The reference to a ‘financially sustainable’ network appears to be code for a slimmed down network and there are fears on the local government side of the sector that operators are looking to cut back to core routes and that the DfT has accepted this as the new reality.

The reality of the pledge to Bus Back Better appears to be that the promise of cash to improve and expand services has been overtaken by the need to adapt to an anticipated future of falling revenues.

Losing control

This brings us back to the situation that LTAs find themselves in as they await decisions on funding for BSIPs. Where EPs were expected to use government BSIP funding, for example for bus priority measures, to lever in reciprocal contributions from operators, it looks like the pool of available cash from each side has significantly diminished.

With legal attempts to block franchising in Greater Manchester having failed, two recent decisions from mayoral combined authorities have highlighted the dilemma even for others taking the slow and steady route to franchising.

Firstly the South Yorkshire Mayoral Combined Authority decided to pursue bus franchising, but that also to establish an EP in the meantime, on the basis that the Government has made this a condition for receiving BSIP.

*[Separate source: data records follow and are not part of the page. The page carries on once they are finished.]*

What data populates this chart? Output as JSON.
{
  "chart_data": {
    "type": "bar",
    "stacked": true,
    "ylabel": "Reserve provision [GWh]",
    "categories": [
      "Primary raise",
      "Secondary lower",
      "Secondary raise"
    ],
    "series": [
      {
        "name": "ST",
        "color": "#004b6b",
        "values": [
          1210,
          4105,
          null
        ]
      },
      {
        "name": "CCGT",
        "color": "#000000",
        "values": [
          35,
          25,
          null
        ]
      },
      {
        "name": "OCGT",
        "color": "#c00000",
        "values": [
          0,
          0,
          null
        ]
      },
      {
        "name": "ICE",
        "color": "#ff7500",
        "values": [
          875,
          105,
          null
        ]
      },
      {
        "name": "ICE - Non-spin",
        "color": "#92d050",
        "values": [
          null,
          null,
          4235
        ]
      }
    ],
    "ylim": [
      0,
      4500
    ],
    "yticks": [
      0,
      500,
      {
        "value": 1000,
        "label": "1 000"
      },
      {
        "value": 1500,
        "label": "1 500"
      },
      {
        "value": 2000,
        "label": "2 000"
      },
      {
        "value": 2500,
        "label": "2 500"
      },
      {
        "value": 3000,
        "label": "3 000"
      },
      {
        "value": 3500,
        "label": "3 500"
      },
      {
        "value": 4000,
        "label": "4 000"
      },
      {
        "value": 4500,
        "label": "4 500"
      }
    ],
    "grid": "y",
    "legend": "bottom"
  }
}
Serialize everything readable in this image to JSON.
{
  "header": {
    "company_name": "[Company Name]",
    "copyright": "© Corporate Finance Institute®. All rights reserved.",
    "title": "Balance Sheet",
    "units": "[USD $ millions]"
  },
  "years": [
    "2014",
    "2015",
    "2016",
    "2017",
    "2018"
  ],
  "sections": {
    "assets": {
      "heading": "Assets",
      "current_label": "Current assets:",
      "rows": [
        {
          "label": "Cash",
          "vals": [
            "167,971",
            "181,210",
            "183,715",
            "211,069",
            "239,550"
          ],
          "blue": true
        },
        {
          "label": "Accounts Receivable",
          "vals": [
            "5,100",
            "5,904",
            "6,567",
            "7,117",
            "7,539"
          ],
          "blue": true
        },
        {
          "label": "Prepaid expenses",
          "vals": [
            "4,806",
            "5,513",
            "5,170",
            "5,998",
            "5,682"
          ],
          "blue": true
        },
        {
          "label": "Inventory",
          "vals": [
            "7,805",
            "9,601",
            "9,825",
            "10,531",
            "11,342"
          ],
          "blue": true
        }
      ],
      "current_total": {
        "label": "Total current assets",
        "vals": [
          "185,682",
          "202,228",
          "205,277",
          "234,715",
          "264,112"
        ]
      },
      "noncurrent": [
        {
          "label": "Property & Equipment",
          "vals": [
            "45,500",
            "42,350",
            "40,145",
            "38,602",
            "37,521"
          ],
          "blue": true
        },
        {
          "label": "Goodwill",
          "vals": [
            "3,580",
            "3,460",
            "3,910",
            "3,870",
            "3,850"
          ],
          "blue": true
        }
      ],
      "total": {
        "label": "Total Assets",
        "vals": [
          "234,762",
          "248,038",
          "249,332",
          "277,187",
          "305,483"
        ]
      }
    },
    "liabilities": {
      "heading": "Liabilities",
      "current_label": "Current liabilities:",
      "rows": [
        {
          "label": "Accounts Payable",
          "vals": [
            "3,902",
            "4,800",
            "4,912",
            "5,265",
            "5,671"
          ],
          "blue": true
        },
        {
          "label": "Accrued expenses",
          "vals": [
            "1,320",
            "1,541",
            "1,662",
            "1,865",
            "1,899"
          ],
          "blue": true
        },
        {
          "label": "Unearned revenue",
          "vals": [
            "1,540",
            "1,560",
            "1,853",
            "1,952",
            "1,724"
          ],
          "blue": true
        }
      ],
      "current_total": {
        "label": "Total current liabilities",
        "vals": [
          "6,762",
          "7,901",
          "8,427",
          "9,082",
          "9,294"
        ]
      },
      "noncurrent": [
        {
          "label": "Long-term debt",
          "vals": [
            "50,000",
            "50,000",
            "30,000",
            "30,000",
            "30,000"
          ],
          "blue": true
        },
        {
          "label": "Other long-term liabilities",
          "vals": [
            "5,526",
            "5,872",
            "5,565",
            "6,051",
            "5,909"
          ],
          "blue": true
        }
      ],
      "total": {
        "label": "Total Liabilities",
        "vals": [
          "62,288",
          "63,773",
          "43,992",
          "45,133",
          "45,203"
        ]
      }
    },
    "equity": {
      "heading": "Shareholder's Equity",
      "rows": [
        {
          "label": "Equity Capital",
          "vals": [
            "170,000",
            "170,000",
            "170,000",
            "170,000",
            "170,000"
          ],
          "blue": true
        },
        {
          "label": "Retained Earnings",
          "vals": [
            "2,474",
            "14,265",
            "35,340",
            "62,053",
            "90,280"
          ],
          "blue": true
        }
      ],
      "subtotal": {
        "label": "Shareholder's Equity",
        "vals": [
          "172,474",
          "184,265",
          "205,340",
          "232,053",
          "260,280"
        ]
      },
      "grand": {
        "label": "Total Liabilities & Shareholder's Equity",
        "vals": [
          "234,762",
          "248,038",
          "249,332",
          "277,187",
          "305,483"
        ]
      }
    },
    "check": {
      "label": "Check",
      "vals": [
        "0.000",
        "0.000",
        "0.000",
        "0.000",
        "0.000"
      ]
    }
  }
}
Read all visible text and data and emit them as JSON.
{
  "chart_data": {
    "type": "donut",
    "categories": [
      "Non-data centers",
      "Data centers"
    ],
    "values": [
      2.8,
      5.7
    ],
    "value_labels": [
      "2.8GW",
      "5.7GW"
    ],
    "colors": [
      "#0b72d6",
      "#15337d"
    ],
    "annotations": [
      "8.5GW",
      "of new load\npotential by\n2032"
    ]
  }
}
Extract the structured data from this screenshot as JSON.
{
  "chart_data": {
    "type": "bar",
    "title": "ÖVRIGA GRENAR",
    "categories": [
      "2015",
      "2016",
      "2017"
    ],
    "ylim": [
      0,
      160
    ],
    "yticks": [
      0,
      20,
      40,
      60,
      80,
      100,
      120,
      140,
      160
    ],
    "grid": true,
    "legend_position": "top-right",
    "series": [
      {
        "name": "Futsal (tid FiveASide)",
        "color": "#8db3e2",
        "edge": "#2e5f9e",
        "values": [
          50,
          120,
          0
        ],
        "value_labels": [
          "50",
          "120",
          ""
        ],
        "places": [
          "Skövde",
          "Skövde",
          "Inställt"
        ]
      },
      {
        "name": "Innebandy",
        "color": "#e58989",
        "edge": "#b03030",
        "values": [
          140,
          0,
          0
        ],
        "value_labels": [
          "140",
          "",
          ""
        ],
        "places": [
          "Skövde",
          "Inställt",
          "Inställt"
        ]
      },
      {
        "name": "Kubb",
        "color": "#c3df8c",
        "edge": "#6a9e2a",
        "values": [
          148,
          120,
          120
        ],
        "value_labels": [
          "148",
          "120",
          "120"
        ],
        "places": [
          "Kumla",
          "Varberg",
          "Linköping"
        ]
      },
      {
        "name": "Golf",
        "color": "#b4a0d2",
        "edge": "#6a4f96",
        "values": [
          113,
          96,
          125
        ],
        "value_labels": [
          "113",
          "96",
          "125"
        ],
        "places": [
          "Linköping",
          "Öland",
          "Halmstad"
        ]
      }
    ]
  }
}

However, Liverpool City Region Combined Authority (LCRCA) has decided to carry on with plans to implement franchising without an EP, on the basis that it was not worth it.

A report to local leaders noted that LCRCA had considered an EP developed in conjunction with the two leading bus operators in the city region in late 2021, but that that the model was ‘reliant on increasing levels of public sector funding, including BSIP funding and Zero Emission Bus funding'.

It added: ‘The Combined Authority has already set out ambitious investment in bus priority measures through the City Region Sustainable Transport Settlement.’

This is where the deals struck by city regions come into their own. If they receive funding for bus infrastructure through a CRSTS, they have little need for – and are unlikely to get – further cash through the BSIPS process, although they are technically entitled to it

Wither bus services?

In the short term, the DfT has the challenge of making a reduced pot of cash for improvements go a long way. Even before the cash was cut, bids were estimated to total around £7bn.

But looking further ahead, it’s hard to get beyond the DfT’s vision, not of ‘new and increased services’, but of a network that is financially sustainable in the context of significantly less revenue.